# My Son's new Betta Fish "Spiderman" looks in trouble.



## Frameboy (Jun 15, 2009)

Hi All,

I'm not sure where else to turn so I hope you can help.

My 5 year old son got a Betta Fish as a Kindergarten graduation present a week ago. Since he's Red with a tinge of blue, my son named him Spiderman.

I bought him a real 5 gallon fish tank (not a plastic kit) and all the goodies... a good filter, Betta Fish pellets, proper stone for the bottom of the tank and even a plant.

The tank is just under 2 weeks old.

Well Spiderman was doing great until a couple of days ago. We have an Easter Island type statue in the tank that he had been hiding inside for days. We got worried, so I removed it and he's been EXTREMELY lethargic.

He doesn't appear to have any physical signs of disease, but he's sitting on the bottom of the tank not moving... almost like he is asleep. When we tap the tank he moves around rapidly for a bit, then back down to the bottom.

I've had the lights on during the day 10 to 12 hours (as required for the plant) and off at night as suggested. We've been feeding him 4 pellets every second day (as suggested by TWO aquarium stores) and the tank is heated. I've used the chemicals that were included in the tank kit, Tap Water Conditioner, Cycle (beneficial bacteria) and Nutrafin Waste Control. 

I'm going to have the water tested by the Aquarium Store (since I'm not paying $40 for a $4 fish at this point...) to see if that could be an issue.

The aquarium store guy said it could be that he's just bored... and maybe another fish (just not a Betta) would help. I'm not buying that though...

Spiderman hasn't puffed up his fins in days... and was always swimming around exploring until a couple of days ago.

Anybody have any suggestions? Could he be bored? 

Any help is appreciated.

-Mike


----------



## dramaqueen (Jul 7, 2008)

Hello and welcome to FishForum. First of all, are you trying to cycle the tank? It may be that ammonia has built up and thats why the fish is so lethargic. If you plan on cycling, it will take a couple weeks to a month to cycle. This is the building up of beneficial bacteria in the tank. You can feed him 2 pellets twice a day. If you aren't cycling, you can do partial water changes once a week and 1 full change a month. This is what I do with my uncycled 4 gallon tank. Hope this helps.


----------



## Frameboy (Jun 15, 2009)

Thanks for the advice dramaqueen.

I'm pretty new to the fish tank game, so I'm sort of following what the aquarium guy told me to do.

I guess I do want to cycle my tank. Though that opens more questions than it answers... lol.

Does that mean I should not be changing the water? 

Will Spiderman fight through the build up of ammonia, while the tank builds it cycle? I do have some brown algae on the plant, which is apparently normal in new tanks.

I've attached a picture of Spiderman. Sitting in a corner, doing not much... he does swim around, he darts around for a bit and then settles back at the bottom.

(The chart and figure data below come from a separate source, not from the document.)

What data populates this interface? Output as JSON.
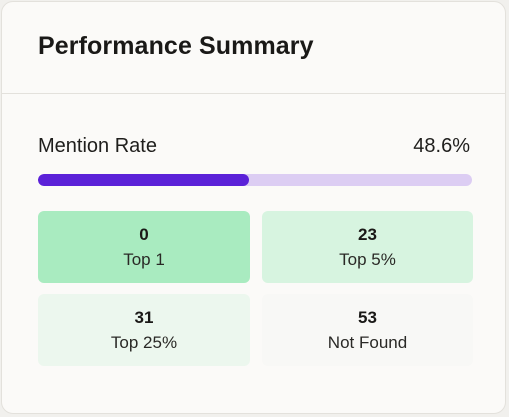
{
  "header": {
    "title": "Performance Summary"
  },
  "mention_rate": {
    "label": "Mention Rate",
    "value_text": "48.6%",
    "fraction": 0.486
  },
  "stats": [
    {
      "value": "0",
      "label": "Top 1",
      "color": "#a9ebc0"
    },
    {
      "value": "23",
      "label": "Top 5%",
      "color": "#d7f4e0"
    },
    {
      "value": "31",
      "label": "Top 25%",
      "color": "#ecf7ee"
    },
    {
      "value": "53",
      "label": "Not Found",
      "color": "#f8f8f6"
    }
  ],
  "colors": {
    "accent": "#5b21d8",
    "track": "#dccdf3"
  }
}
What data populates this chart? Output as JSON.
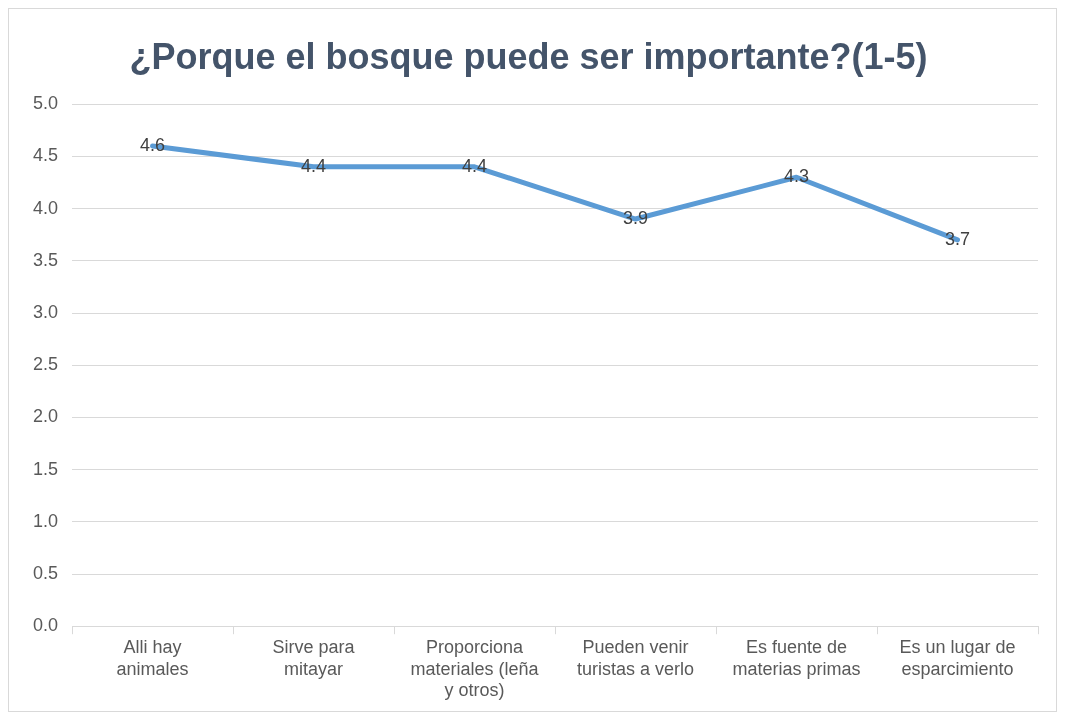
{
  "chart_data": {
    "type": "line",
    "title": "¿Porque el bosque puede ser importante?(1-5)",
    "categories": [
      "Alli hay animales",
      "Sirve para mitayar",
      "Proporciona materiales (leña y otros)",
      "Pueden venir turistas a verlo",
      "Es fuente de materias primas",
      "Es un lugar de esparcimiento"
    ],
    "values": [
      4.6,
      4.4,
      4.4,
      3.9,
      4.3,
      3.7
    ],
    "color": "#5b9bd5",
    "ylim": [
      0,
      5
    ],
    "yticks": [
      {
        "value": 0,
        "label": "0.0"
      },
      {
        "value": 0.5,
        "label": "0.5"
      },
      {
        "value": 1,
        "label": "1.0"
      },
      {
        "value": 1.5,
        "label": "1.5"
      },
      {
        "value": 2,
        "label": "2.0"
      },
      {
        "value": 2.5,
        "label": "2.5"
      },
      {
        "value": 3,
        "label": "3.0"
      },
      {
        "value": 3.5,
        "label": "3.5"
      },
      {
        "value": 4,
        "label": "4.0"
      },
      {
        "value": 4.5,
        "label": "4.5"
      },
      {
        "value": 5,
        "label": "5.0"
      }
    ],
    "grid": "y",
    "legend": false,
    "data_labels": true,
    "marker": "none",
    "line_style": "solid"
  }
}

He hasn't puffed up in days... that worries me.

Is it worth it to get a guppy or some similar fish known to be okay with Betta's?

The picture is a little blurry... auto focus doesn't like the fish tank glass. heh.


----------



## beckydelanee (Jun 15, 2009)

did you put conditioner in the water? have decorations in the tank?

both my betta fish did that when i first got them as a pet at work until a new distract manager demanded it be to removed from the store because we sell professional hair products and not fishes. i use to feed them some flakes and they loved it then gotten bored of it. so after three months, i moved them into my living room and i fed freeze dried blood worms and both of them go nuts.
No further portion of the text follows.